Wash: Holocaust Survivors, Meet Their U.S. Liberators

WASHINGTON (Reuters) —
Former President Bill Clinton greets audience members after he spoke at the 20th anniversary of the United States Holocaust Memorial Museum in Washington, Monday. (AP Photo/Charles Dharapak)
Former President Bill Clinton greets audience members after he spoke at the 20th anniversary of the United States Holocaust Memorial Museum in Washington, Monday. (AP Photo/Charles Dharapak)

Ending a three-decade quest, Debbie Long on Monday met the American soldier who freed her mother from a WW II Nazi concentration camp.

Long was among the former concentration camp prisoners, their families, and the U.S. soldiers who liberated them gathered at the U.S. Holocaust Memorial Museum on Monday. The ceremony marking the Holocaust museum’s 20th anniversary drew about 4,000 people, including some 800 survivors and 130 WW II U.S. veterans who had freed labor camps in 1945.

Steven Luckert, curator of the museum’s permanent exhibitions, said the celebration had more urgency given the advanced age of the former GIs and the survivors of the Nazi campaign to exterminate Jews. Many are in their 80s and 90s.

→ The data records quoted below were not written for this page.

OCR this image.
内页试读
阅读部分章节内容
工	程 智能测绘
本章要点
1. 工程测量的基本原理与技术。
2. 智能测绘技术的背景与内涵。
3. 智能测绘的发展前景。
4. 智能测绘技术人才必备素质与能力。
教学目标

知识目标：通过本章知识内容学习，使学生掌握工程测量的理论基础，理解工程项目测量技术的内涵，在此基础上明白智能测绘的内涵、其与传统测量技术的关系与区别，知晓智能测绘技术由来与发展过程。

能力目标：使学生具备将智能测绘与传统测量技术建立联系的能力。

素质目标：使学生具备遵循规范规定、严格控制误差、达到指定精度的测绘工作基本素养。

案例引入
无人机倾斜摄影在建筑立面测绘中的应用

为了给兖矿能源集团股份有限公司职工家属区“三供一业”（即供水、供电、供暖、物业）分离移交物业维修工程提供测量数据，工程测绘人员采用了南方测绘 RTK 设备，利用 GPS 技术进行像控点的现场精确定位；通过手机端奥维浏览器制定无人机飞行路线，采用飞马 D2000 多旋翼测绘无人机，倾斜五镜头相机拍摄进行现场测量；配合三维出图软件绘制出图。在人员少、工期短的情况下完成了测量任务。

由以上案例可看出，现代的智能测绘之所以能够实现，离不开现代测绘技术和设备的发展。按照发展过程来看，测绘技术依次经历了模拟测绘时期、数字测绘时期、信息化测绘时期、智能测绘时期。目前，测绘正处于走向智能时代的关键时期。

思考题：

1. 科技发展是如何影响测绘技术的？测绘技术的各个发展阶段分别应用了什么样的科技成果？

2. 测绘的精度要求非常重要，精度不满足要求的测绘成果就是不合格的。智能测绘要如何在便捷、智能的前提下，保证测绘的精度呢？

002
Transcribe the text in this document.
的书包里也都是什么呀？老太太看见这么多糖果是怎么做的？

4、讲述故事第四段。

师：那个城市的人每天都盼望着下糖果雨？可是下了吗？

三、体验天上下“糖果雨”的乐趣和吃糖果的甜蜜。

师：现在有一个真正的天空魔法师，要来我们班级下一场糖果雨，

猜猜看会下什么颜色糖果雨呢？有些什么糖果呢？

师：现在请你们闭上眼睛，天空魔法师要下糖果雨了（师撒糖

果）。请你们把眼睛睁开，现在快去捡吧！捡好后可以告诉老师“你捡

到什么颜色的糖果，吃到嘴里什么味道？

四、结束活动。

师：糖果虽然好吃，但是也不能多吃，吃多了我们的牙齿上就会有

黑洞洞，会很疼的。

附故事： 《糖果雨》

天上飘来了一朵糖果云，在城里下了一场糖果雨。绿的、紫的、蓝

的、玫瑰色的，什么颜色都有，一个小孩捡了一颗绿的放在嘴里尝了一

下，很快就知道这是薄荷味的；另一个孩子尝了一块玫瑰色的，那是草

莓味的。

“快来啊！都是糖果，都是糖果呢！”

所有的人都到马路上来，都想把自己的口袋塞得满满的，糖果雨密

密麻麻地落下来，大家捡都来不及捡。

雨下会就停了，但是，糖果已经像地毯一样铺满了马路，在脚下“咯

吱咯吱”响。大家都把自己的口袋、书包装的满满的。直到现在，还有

“The challenge for us is that we’re battling the clock. With the age of the survivors and the World War II veterans, this will probably be one of the last major gatherings,” he told Reuters.

The ceremony at the museum, one of Washington’s top tourist draws, began with the presentation of flags of three dozen U.S. Army divisions that had liberated Nazi camps.

After speeches by Nobel Peace Prize laureate Elie Wiesel and former President Bill Clinton, survivors, American veterans and family members ate lunch and chatted at tables labeled with concentration camps including Auschwitz-Birkenau, Dachau, Bergen-Belsen and Theresienstadt, ghettos like Lodz and Warsaw and regions such as Carpathia and Italy.